The Conceptual Framework of the School of Education at the College of William and Mary incorporates a shared view of how to best prepare our graduates to deliver services to children, schools, families, and communities in a manner that will promote educationally and psychologically healthy environments in a pluralistic society.
~ The School of Education Office of the Dean

All of my experiences at the School of Education at the College of William and Mary have developed and enhanced my educational competency in four specific areas: content expert, reflective practioner, effective collaborator, and educational leader. Through the conceptual framework developed by the School of Education, I have developed a better understanding of my role and responsibility as a teacher to students in any diverse or challenging situation. The four competencies have also developed a sense of what a professional educator is and how to become an even stronger teacher as I enter the profession.

Content Expert The courses that I took in the Fall of 2012, have prepared me to become a content expert in whatever subjects I teach. These classes in math, science, language arts, and social studies showed that I have to be an expert in every area in order to effectively teach. By understanding information about the Civil War, decimals and measurement, force, motion, and energy, and reading comprehension I have been able to more effectively teach my students.
In addition, my students have taught me to be and become a content expert in whatever subjects that I teach. While I will not be able to know everything about the Civil War for example, I need to be able to answers questions that may arise. As long as I can answer most of the questions that arise, I will be a respected professional in the field.

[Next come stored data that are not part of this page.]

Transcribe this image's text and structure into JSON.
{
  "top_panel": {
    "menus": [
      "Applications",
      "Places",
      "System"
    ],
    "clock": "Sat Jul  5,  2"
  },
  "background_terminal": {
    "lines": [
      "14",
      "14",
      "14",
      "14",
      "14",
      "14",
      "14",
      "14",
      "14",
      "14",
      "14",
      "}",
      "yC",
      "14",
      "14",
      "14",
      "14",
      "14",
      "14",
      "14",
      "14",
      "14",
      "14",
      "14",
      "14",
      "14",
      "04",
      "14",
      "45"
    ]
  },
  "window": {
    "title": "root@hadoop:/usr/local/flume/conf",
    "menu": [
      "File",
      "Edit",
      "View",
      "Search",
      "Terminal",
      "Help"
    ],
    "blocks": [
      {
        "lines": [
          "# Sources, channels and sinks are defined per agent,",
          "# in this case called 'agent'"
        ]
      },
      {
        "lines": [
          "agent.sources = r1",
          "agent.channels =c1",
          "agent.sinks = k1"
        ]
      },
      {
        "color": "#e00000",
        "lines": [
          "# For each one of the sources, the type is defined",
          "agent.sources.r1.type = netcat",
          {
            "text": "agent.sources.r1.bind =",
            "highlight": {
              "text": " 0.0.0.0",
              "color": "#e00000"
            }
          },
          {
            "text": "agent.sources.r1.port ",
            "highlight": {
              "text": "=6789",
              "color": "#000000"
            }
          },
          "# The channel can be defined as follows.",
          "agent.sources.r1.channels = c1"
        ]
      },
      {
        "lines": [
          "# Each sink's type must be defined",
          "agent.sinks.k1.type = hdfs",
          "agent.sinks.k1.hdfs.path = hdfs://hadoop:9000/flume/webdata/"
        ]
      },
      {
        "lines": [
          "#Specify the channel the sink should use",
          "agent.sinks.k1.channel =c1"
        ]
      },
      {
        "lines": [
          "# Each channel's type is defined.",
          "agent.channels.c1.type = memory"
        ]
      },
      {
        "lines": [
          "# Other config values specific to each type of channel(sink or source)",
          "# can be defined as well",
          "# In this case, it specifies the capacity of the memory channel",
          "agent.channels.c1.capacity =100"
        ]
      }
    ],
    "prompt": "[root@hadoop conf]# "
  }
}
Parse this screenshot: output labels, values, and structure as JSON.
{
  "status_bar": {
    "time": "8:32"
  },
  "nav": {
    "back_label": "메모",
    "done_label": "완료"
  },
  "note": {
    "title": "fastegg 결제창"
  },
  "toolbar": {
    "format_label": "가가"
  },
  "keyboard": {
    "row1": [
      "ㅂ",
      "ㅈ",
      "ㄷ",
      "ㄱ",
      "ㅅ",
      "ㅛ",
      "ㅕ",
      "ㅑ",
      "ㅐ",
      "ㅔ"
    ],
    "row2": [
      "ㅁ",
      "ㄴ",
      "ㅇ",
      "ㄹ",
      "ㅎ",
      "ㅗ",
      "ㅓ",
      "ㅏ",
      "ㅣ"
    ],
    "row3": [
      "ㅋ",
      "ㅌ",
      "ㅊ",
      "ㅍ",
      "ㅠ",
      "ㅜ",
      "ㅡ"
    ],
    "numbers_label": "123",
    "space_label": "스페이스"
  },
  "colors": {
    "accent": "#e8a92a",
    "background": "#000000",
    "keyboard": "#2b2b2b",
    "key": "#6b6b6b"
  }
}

Reflective Practitioner Throughout my year in the School of Education’s Masters of Elementary Education program, I have learned how to always reflect back on what I have taught my students. Throughout this process, I have learned how to consciously think about what I have taught my students, how I have taught my students, and how they respond to what I am teaching. Reflecting on what I teach is an important process because it gives me information on how to make lessons even better and more engaging for the students. If I can constantly look at what I have taught and how students have learned by looking at exit cards, worksheets, and journal entries, then I can gauge how well students understand the content. I can then either reinforce the information that I have taught or I can move on to the next topic. By reflecting on my teaching and student response, I can only enhance my student’s understanding and comprehension as well as my teaching profession.

Effective Collaborator The classes at the School of Education as well as my experience at DJ Montague Elementary School have prepared me to collaborate professionally with other people in the education field. My collaboration class taught me how to collaborate professionally with parents by creating newsletter. This assignment challenged me to focus on how to communicate with parents who come from diverse backgrounds. It also helped me to focus on a friendly layout while still maintaining a professional demeanor. The class also guided me on how to professionally interact with parents. We participated in mock parent-teacher conferences which focused on how to manage parents who are frustrated with what is occurring with their child. We then completed our own parent-teacher conference with parents in our placement classroom which gave us real world experience with communicating with parents.

My fourth grade placement class at DJ Montague also gave me insight on how to collaborate with other professionals. The school believes in team planning, and therefore I was planning with other members of the teaching profession on a weekly basis. While each teacher did not teach every concept in the same manner, each teacher followed the same pacing and typically used the same tests and quizzes. This team planning taught me how to professionally interact with different personalities. I believe that it also taught me how to take other teachers’ ideas and make them work for my students by modifying and customizing the lesson to better meet the learning needs of my students.

My placement classroom was also a very diverse place and we typically had multiple professionals in our classroom or pulling students out of our classroom for extra support and small group instruction. I learned how to positively interact with professionals who were working with my students. It also taught me that I need to interact with those professionals by asking what they are doing with my students when they are pulled out.

Educational Leader I believe that my time at the School of Education and DJ Montague Elementary have taught me and molded me to become an educational leader. While I did not initially think of myself as a natural leader, I think that my time in this program has taught me that I can and am a leader. My practicum classes gave me exposure to teaching lessons to different classes with my colleagues in the program and learned how to lead a group of students through a lesson. I learned about classroom management during lessons as well.

My placement classroom taught me even more about leadership. I was very fortunate to be placed with a teacher who had participated in the same program as an undergraduate student. She then decided to obtain her Master’s in Administration and aspires to be an assistant principal or principal one day. She is the team leader of the fourth grade and is the school’s Minority Achievement Liaison. By observing her, I learned how to lead not only students but colleagues as well. I learned how to manage time during team meetings. I found that when my two other student teachers on the fourth grade team and I needed to meet for projects that I would try to use some of the skills that I had learned.

Overall, this program, has taught me how to be a professional educator. It has taught me to always understand the content that I am teaching as well as how to reflect on how I have taught my students as well as how they have learned the material. This program also taught me how to focus on positive collaboration and how to be a leader not only to my students but to my colleagues as well. I believe that my education from the College of William and Mary will grant me a successful career as an educator.